Dubai, 20 Mai 2020 (AFP) - Trinta anos após a unificação dos antigos estados do Norte e do Sul, o Iêmen está prestes a se dividir novamente em meio a conflitos armados, reivindicações regionais e interferência estrangeira.

Em 22 de maio de 1990, os líderes da República do Iêmen do Norte e do Iêmen do Sul anunciaram em Sanaa, a capital, o nascimento de um país único.

Tratou-se da realização do "sonho de toda uma geração de iemenitas", diz à AFP o analista político Saleh al Baidhani.

Mas hoje esse sonho está desfeito, em um país envolvido em conflitos intermináveis, com um mosaico de zonas rivais.

Sanaa e amplas áreas do norte estão nas mãos dos rebeldes huthis, enquanto o governo controla a zona central de Marib e as províncias do leste.

Os confrontos entre separatistas e forças pró-governo abriram uma frente dentro do campo anti-huthi.

Tudo isso levou ao fim do Iêmen concebido em 1990, como admitido nos círculos de poder, exilado em Riade.

Questionado pela AFP, Ali al Sarari, conselheiro do primeiro-ministro Main Abdelmalek Said, vê apenas duas opções para o futuro: "um Iêmen fragmentado ou um Iêmen federal e descentralizado".

Mas esta última opção parece ilusória: o conflito no Iêmen deixou milhares de mortos desde 2014, essencialmente civis, segundo organizações humanitárias, e o país está enfrentando a pior crise humanitária do mundo, de acordo com a ONU.

O Iêmen foi unificado após "transformações revolucionárias", lembra Baidhani.

Após um golpe de Estado por oficiais nacionalistas em 1962, a monarquia zaidita no norte do Iêmen se tornou uma república.

Por sua vez, o Sul se tornou independente em 1967, após quatro anos de revolta contra os colonos britânicos. Em 1970, um regime marxista foi estabelecido, o único no mundo árabe.

Duas ideologias são então opostas: nacionalista no Norte, socialista no Sul. Mas ambas tendem à unificação do país.

Mas o caminho para um Iêmen unido será marcado por combates sangrentos, incidentes fronteiriços e negociações sem fim.

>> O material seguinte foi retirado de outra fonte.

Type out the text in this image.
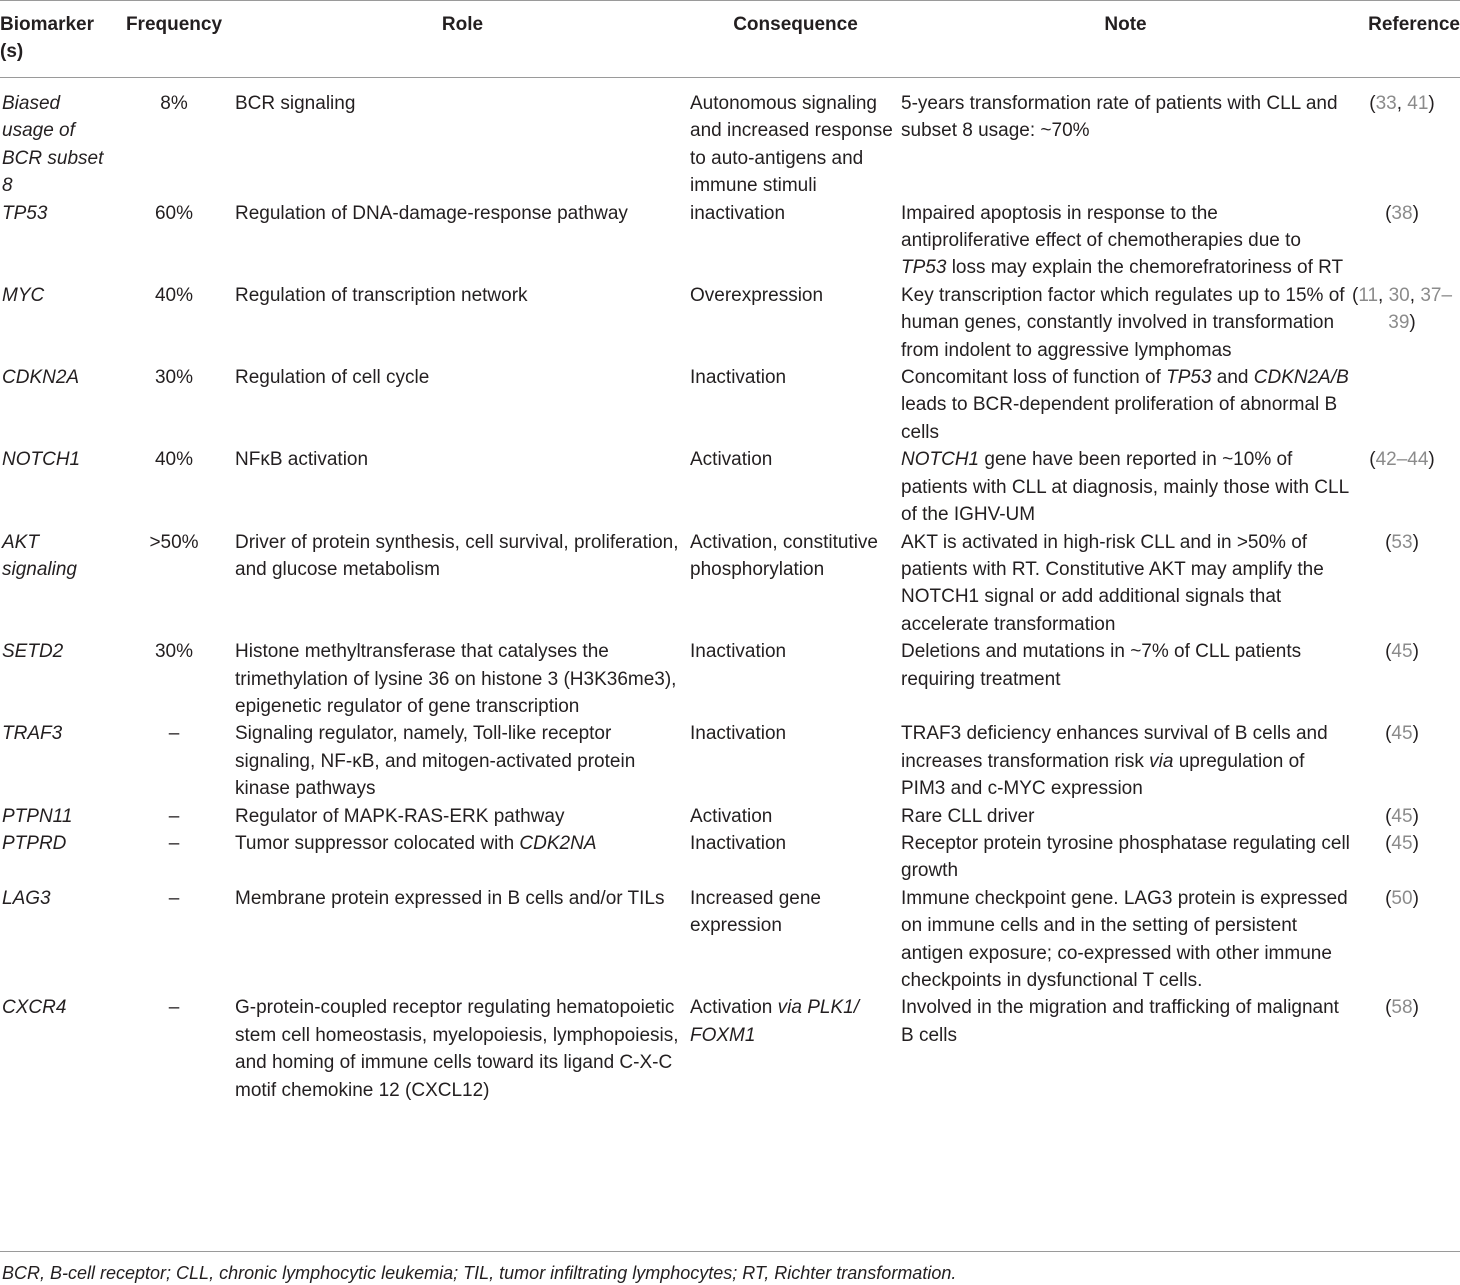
Biomarker (s)	Frequency	Role	Consequence	Note	Reference
Biased usage of BCR subset 8	8%	BCR signaling	Autonomous signaling and increased response to auto-antigens and immune stimuli	5-years transformation rate of patients with CLL and subset 8 usage: ~70%	(33, 41)
TP53	60%	Regulation of DNA-damage-response pathway	inactivation	Impaired apoptosis in response to the antiproliferative effect of chemotherapies due to TP53 loss may explain the chemorefratoriness of RT	(38)
MYC	40%	Regulation of transcription network	Overexpression	Key transcription factor which regulates up to 15% of human genes, constantly involved in transformation from indolent to aggressive lymphomas	(11, 30, 37–39)
CDKN2A	30%	Regulation of cell cycle	Inactivation	Concomitant loss of function of TP53 and CDKN2A/B leads to BCR-dependent proliferation of abnormal B cells	
NOTCH1	40%	NFκB activation	Activation	NOTCH1 gene have been reported in ~10% of patients with CLL at diagnosis, mainly those with CLL of the IGHV-UM	(42–44)
AKT signaling	>50%	Driver of protein synthesis, cell survival, proliferation, and glucose metabolism	Activation, constitutive phosphorylation	AKT is activated in high-risk CLL and in >50% of patients with RT. Constitutive AKT may amplify the NOTCH1 signal or add additional signals that accelerate transformation	(53)
SETD2	30%	Histone methyltransferase that catalyses the trimethylation of lysine 36 on histone 3 (H3K36me3), epigenetic regulator of gene transcription	Inactivation	Deletions and mutations in ~7% of CLL patients requiring treatment	(45)
TRAF3	–	Signaling regulator, namely, Toll-like receptor signaling, NF-κB, and mitogen-activated protein kinase pathways	Inactivation	TRAF3 deficiency enhances survival of B cells and increases transformation risk via upregulation of PIM3 and c-MYC expression	(45)
PTPN11	–	Regulator of MAPK-RAS-ERK pathway	Activation	Rare CLL driver	(45)
PTPRD	–	Tumor suppressor colocated with CDK2NA	Inactivation	Receptor protein tyrosine phosphatase regulating cell growth	(45)
LAG3	–	Membrane protein expressed in B cells and/or TILs	Increased gene expression	Immune checkpoint gene. LAG3 protein is expressed on immune cells and in the setting of persistent antigen exposure; co-expressed with other immune checkpoints in dysfunctional T cells.	(50)
CXCR4	–	G-protein-coupled receptor regulating hematopoietic stem cell homeostasis, myelopoiesis, lymphopoiesis, and homing of immune cells toward its ligand C-X-C motif chemokine 12 (CXCL12)	Activation via PLK1/ FOXM1	Involved in the migration and trafficking of malignant B cells	(58)
BCR, B-cell receptor; CLL, chronic lymphocytic leukemia; TIL, tumor infiltrating lymphocytes; RT, Richter transformation.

Em 1978, chega ao poder no Norte Ali Abdallah Saleh, que mais tarde se tornaria o primeiro presidente do novo país, com o apoio de ex-líderes do Sul.

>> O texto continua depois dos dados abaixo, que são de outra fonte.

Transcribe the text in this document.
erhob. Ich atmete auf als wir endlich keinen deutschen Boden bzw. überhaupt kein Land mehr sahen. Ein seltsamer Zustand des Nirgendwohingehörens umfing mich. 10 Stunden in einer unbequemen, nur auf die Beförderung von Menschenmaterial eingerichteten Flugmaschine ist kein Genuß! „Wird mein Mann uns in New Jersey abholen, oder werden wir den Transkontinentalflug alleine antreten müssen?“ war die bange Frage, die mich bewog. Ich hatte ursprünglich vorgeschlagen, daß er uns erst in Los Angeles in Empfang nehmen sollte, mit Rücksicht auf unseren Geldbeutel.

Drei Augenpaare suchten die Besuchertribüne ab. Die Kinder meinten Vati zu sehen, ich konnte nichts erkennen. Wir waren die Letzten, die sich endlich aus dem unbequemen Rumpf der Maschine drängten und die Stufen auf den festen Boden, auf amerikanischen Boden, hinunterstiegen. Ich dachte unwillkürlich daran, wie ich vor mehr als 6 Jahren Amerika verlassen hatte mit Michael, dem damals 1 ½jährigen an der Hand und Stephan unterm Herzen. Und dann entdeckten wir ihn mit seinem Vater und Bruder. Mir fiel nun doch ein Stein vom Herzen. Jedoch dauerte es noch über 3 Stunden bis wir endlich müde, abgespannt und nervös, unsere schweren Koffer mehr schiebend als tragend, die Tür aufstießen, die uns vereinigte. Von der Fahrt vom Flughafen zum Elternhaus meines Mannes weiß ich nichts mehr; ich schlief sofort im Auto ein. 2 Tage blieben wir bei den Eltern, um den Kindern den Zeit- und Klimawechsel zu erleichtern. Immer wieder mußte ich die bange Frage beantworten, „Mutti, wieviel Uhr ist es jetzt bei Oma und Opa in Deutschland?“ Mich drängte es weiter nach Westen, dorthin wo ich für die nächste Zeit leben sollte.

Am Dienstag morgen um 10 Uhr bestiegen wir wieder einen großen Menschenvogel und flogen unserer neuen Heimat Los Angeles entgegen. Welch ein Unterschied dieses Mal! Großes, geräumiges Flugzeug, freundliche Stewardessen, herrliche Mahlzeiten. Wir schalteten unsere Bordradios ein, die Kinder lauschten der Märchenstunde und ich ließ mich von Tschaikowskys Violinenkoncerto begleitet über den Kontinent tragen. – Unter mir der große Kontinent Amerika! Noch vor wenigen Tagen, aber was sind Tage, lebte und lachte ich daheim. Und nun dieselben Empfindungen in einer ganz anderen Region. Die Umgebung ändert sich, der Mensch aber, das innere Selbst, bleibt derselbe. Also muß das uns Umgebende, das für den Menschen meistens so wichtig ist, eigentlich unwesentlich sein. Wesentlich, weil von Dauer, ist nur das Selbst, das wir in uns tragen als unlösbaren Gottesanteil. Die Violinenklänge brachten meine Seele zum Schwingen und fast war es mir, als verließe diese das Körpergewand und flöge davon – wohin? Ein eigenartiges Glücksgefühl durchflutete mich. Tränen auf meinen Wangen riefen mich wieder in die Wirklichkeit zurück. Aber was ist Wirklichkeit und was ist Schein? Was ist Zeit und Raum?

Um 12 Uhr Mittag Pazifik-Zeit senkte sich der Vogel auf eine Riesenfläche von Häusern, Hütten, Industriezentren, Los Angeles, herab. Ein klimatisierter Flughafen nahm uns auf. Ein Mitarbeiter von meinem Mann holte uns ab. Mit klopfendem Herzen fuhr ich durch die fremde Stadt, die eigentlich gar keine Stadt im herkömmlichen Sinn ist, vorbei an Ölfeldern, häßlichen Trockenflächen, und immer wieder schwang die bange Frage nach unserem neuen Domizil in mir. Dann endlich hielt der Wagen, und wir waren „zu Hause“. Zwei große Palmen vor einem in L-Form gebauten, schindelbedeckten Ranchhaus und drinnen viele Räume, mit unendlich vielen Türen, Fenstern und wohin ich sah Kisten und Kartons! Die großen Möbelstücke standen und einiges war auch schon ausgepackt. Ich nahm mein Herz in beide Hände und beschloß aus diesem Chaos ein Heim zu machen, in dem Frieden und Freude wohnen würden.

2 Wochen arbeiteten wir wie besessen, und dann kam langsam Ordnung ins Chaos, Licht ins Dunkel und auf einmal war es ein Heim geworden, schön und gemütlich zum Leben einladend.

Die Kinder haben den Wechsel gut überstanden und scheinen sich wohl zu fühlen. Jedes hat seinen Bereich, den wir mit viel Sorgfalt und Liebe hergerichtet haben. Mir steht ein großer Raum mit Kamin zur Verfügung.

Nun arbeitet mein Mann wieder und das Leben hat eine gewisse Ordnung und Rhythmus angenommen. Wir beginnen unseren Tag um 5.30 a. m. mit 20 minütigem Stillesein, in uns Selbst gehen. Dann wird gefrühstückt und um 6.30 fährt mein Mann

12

Mas, muito rapidamente, estes se sentem excluídos do poder e tentam uma secessão em 1994, reprimida violentamente pelas tropas do Norte.

"A unificação do país teve más fundações e toda a aparência de uma colonização do Sul pelo Norte", explica Hussein Hanachi, que administra um centro de estudos em Áden.

O analista destaca, assim, o desmantelamento de empresas estatais no Sul em benefício de empresários do Norte e a distribuição de terras aos apoiadores do presidente.

- "Nova realidade" -Além da tentativa de secessão de 1994, o governo deve enfrentar a ameaça de grupos jihadistas e grandes dificuldades econômicas.

Em 2011, na esteira da Primavera Árabe, a revolta nas ruas forçou o presidente Saleh a deixar o país e iniciou um difícil período de transição, a favor de seu sucessor Abd Rabbo Mansur Hadi.

Os rebeldes huthis, implantados no Norte, aproveitam a situação e tomam a capital em 2014.

O surgimento dos huthis, apoiados pelo Irã xiita, levou sua grande rival sunita Arábia Saudita a apoiar o governo e formar uma coalizão militar, que intervém na guerra do Iêmen desde 2015.

E com a proclamação, em 26 de abril, da autonomia do Sul pelos separatistas - vários de seus elementos formados pela Arábia Saudita e Emirados Árabes Unidos -, a divisão do Iêmen parece já confirmada.

"A unidade do Iêmen em seu estado atual não existe mais", confirma Majed al Mathque, que dirige um centro de reflexão em Sanaa. "A guerra criou uma nova realidade", conclui.